Hagerstown and its environs have from time to time been accused, with varying degrees of validity, of having a shadow government that forms policy and makes decisions behind the scenes, and then tells local elected boards what to do.
Community movers and shakers understandably take great offense at this theory, but if you’re battling a stereotype, it doesn’t help to organize a secret meeting at Fountain Head Country Club.
It was there that Del. John Donoghue, with the help of former Del. Bruce Poole, met with community leaders both elected and nonelected to talk strategy over the upcoming gasoline-tax debate, a possible relocation of the school system’s central offices and who knows what else.
While not in violation of public meeting law, the event was significant enough to attract representatives from City Hall, the School Board, Hagerstown Community College and at least two private business groups.
Donoghue represented the meeting as a quick huddle to make sure all local boards were on the same page, before the debate moves to Annapolis.
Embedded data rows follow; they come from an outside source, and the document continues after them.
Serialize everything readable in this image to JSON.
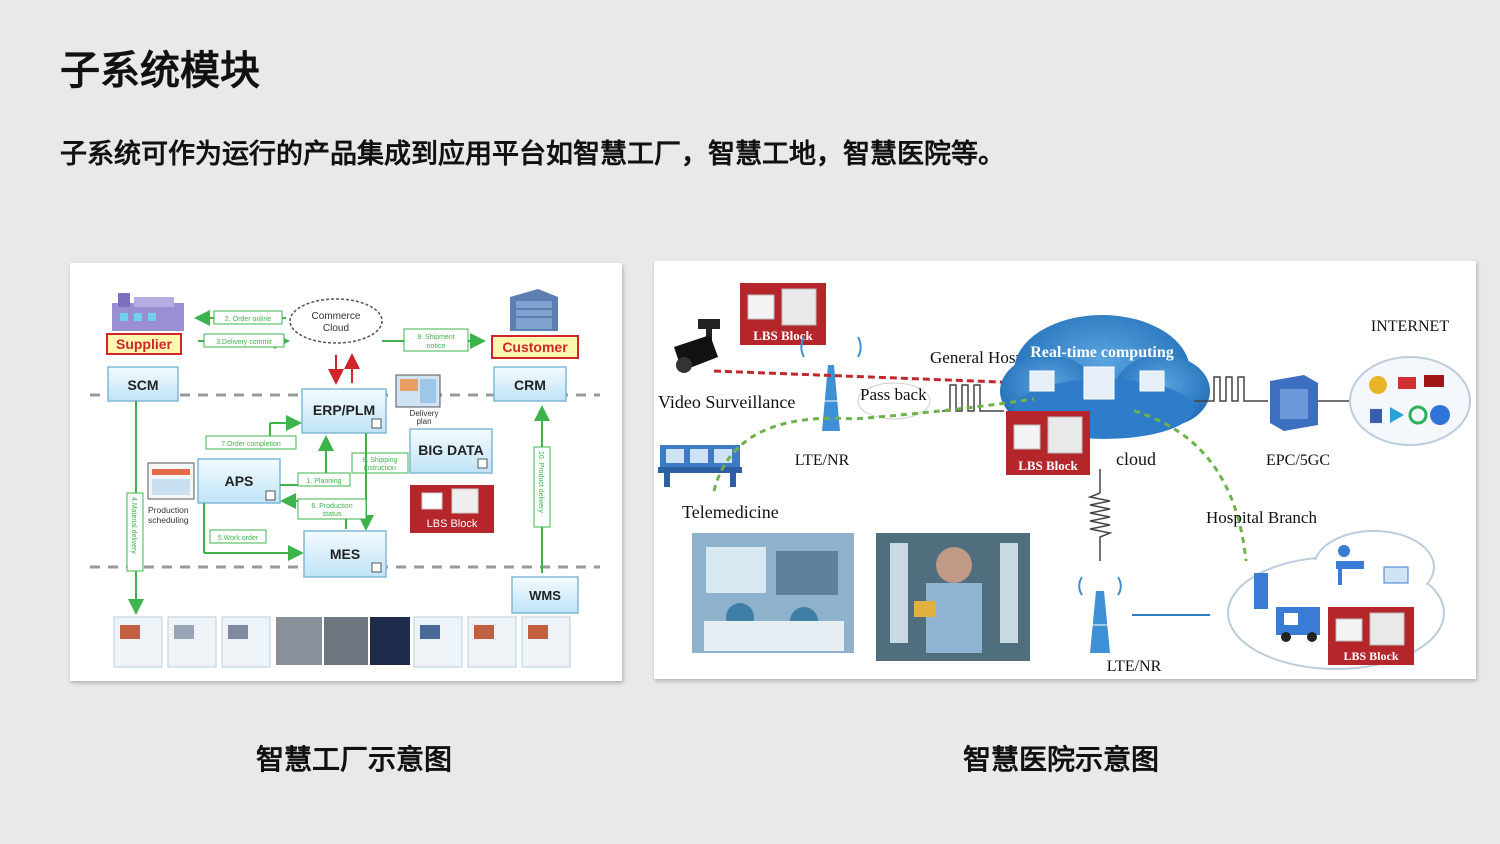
{
  "page": {
    "title": "子系统模块",
    "subtitle": "子系统可作为运行的产品集成到应用平台如智慧工厂，智慧工地，智慧医院等。"
  },
  "captions": {
    "factory": "智慧工厂示意图",
    "hospital": "智慧医院示意图"
  },
  "factory_diagram": {
    "supplier": "Supplier",
    "customer": "Customer",
    "commerce_cloud_l1": "Commerce",
    "commerce_cloud_l2": "Cloud",
    "order_online": "2. Order online",
    "delivery_commit": "3.Delivery commit",
    "shipment_notice_l1": "9. Shipment",
    "shipment_notice_l2": "notice",
    "scm": "SCM",
    "crm": "CRM",
    "erp": "ERP/PLM",
    "delivery_plan_l1": "Delivery",
    "delivery_plan_l2": "plan",
    "order_completion": "7.Order completion",
    "big_data": "BIG DATA",
    "aps": "APS",
    "shipping_instruction_l1": "8. Shipping",
    "shipping_instruction_l2": "instruction",
    "planning": "1. Planning",
    "production_status_l1": "6. Production",
    "production_status_l2": "status",
    "lbs_block": "LBS Block",
    "production_scheduling_l1": "Production",
    "production_scheduling_l2": "scheduling",
    "work_order": "5.Work order",
    "mes": "MES",
    "material_delivery": "4.Material delivery",
    "product_delivery": "10. Product delivery",
    "wms": "WMS"
  },
  "hospital_diagram": {
    "lbs_block": "LBS Block",
    "video_surveillance": "Video Surveillance",
    "general_hospital": "General Hospital",
    "pass_back": "Pass back",
    "realtime_computing": "Real-time computing",
    "cloud": "cloud",
    "internet": "INTERNET",
    "lte_nr": "LTE/NR",
    "epc_5gc": "EPC/5GC",
    "telemedicine": "Telemedicine",
    "hospital_branch": "Hospital Branch"
  },
  "colors": {
    "green_arrow": "#3cb44b",
    "red_dash": "#c0282d",
    "box_fill": "#d9f0fb",
    "cloud_blue": "#2d7fc8",
    "lbs_red": "#b5262b"
  }
}
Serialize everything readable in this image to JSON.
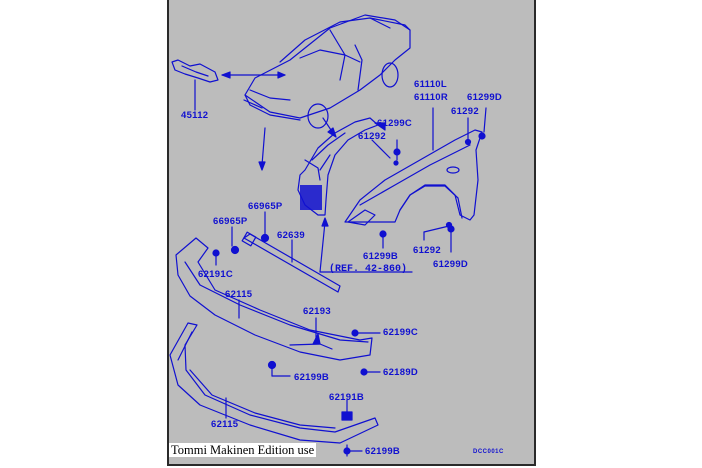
{
  "diagram": {
    "caption": "Tommi Makinen Edition use",
    "drawing_code": "DCC001C",
    "reference": "(REF. 42-860)",
    "colors": {
      "background": "#bcbcbc",
      "ink": "#1010d0",
      "border": "#2a2a2a"
    },
    "part_labels": {
      "p45112": "45112",
      "p61110L": "61110L",
      "p61110R": "61110R",
      "p61299D_top": "61299D",
      "p61292_top": "61292",
      "p61299C_top": "61299C",
      "p61292_mid": "61292",
      "p66965P_a": "66965P",
      "p66965P_b": "66965P",
      "p62639": "62639",
      "p61299B": "61299B",
      "p61292_low": "61292",
      "p61299D_low": "61299D",
      "p62191C": "62191C",
      "p62115_upper": "62115",
      "p62193": "62193",
      "p62199C": "62199C",
      "p62199B_mid": "62199B",
      "p62189D": "62189D",
      "p62191B": "62191B",
      "p62115_lower": "62115",
      "p62199B_low": "62199B"
    }
  }
}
The overriding sense is that the General Assembly will pass a gas-tax hike this session, and we can either support the tax and get a share of the revenue, or oppose the tax and be left behind.
This is a simple and obvious characterization of the issue, and on that point we agree with those who organized the meeting. But we must disagree with their method.
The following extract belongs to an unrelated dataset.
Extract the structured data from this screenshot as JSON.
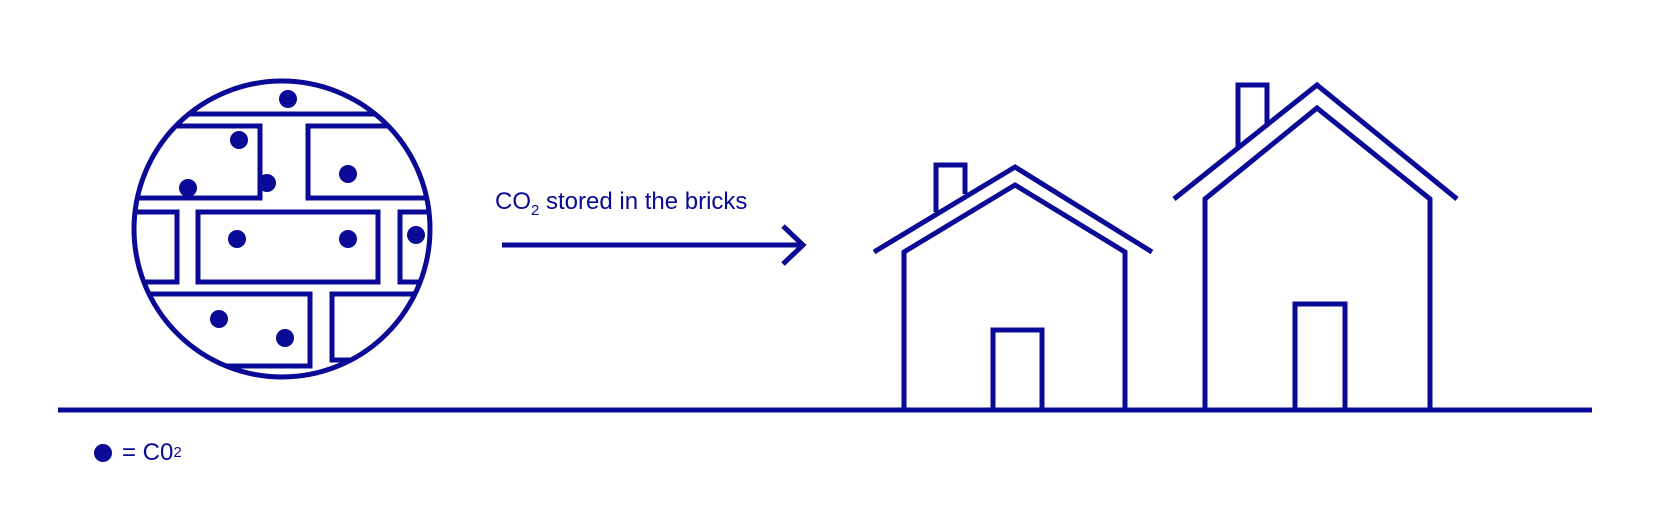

We suspect that the meeting was held behind closed doors because no one in a position of accountability wants to be heard saying anything that could be construed as being in favor of the gas tax.
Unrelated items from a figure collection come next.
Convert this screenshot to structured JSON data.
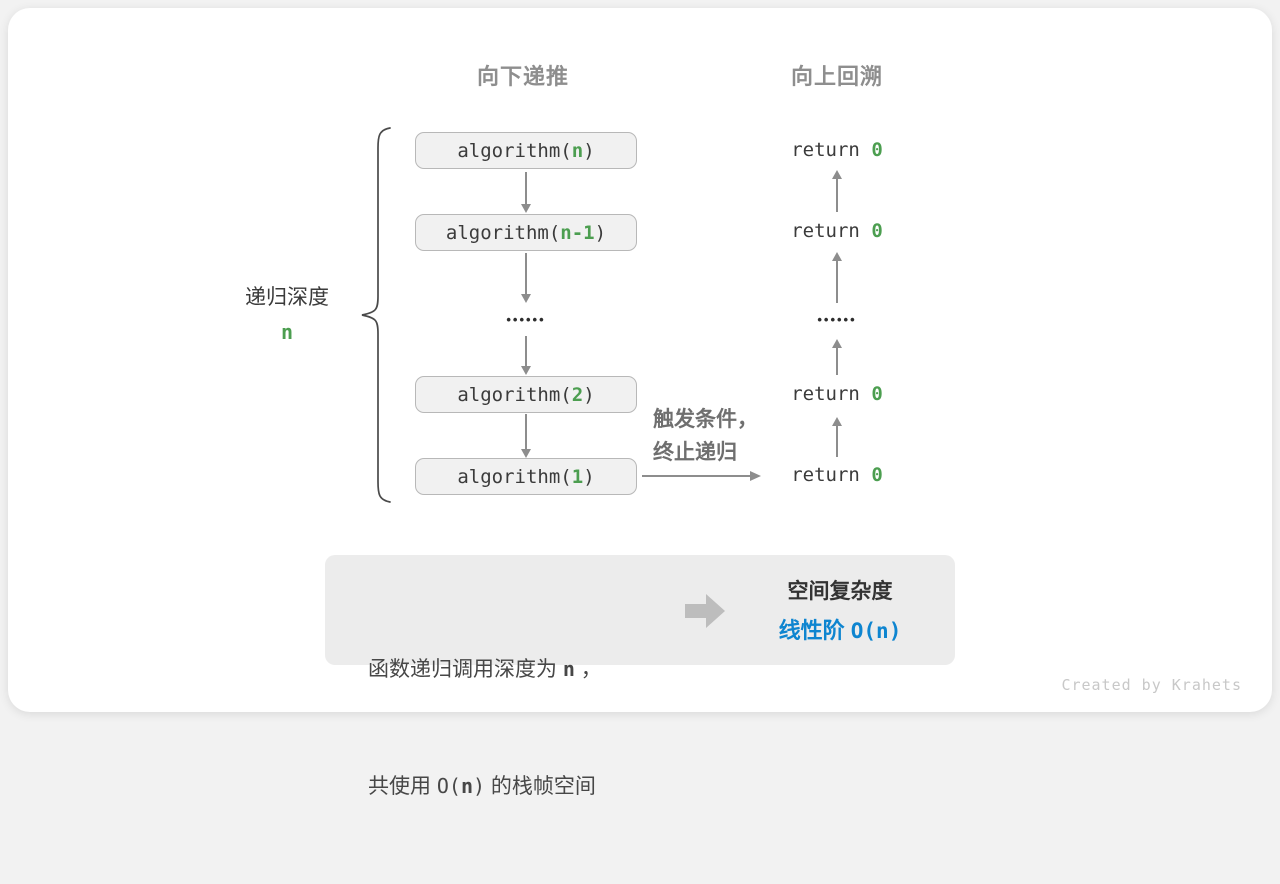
{
  "colors": {
    "green": "#4c9e50",
    "blue": "#0e85d0",
    "arrow": "#8d8d8d",
    "block_arrow": "#bdbdbd"
  },
  "headers": {
    "downward": "向下递推",
    "upward": "向上回溯"
  },
  "depth_label": {
    "text": "递归深度",
    "value": "n"
  },
  "stack": {
    "boxes": [
      {
        "pre": "algorithm(",
        "arg": "n",
        "post": ")"
      },
      {
        "pre": "algorithm(",
        "arg": "n-1",
        "post": ")"
      },
      {
        "pre": "algorithm(",
        "arg": "2",
        "post": ")"
      },
      {
        "pre": "algorithm(",
        "arg": "1",
        "post": ")"
      }
    ],
    "ellipsis": "••••••"
  },
  "returns": {
    "rows": [
      {
        "pre": "return ",
        "value": "0"
      },
      {
        "pre": "return ",
        "value": "0"
      },
      {
        "pre": "return ",
        "value": "0"
      },
      {
        "pre": "return ",
        "value": "0"
      }
    ],
    "ellipsis": "••••••"
  },
  "base_case_note": {
    "line1": "触发条件，",
    "line2": "终止递归"
  },
  "summary": {
    "desc_line1": {
      "pre": "函数递归调用深度为 ",
      "n": "n",
      "post": " ，"
    },
    "desc_line2": {
      "pre": "共使用 ",
      "o_open": "O(",
      "n": "n",
      "o_close": ")",
      "post": " 的栈帧空间"
    },
    "title": "空间复杂度",
    "result": {
      "label": "线性阶 ",
      "o_open": "O(",
      "n": "n",
      "o_close": ")"
    }
  },
  "footer": {
    "credit": "Created by Krahets"
  }
}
But that attitude accentuates the problem. In fact, no one favors a gas tax. But neither do we favor potholes, broken shocks, traffic jams or dangerous bridges. So the question becomes, how do we pay for essential highway projects — and the answer on the table at the moment is by raising the gas tax.
Rather than hide from the issue, we wish our leaders, if that in truth they be, would come out from behind the country club doors and make the case to the people of Washington County.
This group is engaged in important work, but when it meets privately it gives us the impression that its membership believes that we are such children that we can’t possibly understand the nuance of public policy.
We give the people of the community more credit for being able to see the situation for what it is: If our lawmakers wage a holy war against the gas tax, not only will motorists in this county have to pay the higher tax anyway, but all of Washington County’s tax revenues will be spent in other parts of the state.
That’s a crucial message, and we need people in this community who will stand out in the open and say it. By meeting in secret, the community will be encouraged to believe that this is just another example of Hagerstown’s shadow government cramming decisions down our throats without the consent of the governed.
Donoghue promises that any future meeting on the issue will be open. Either that means that he understands that open is better, or it means that no future meetings on the subject are planned. We hope it’s the former.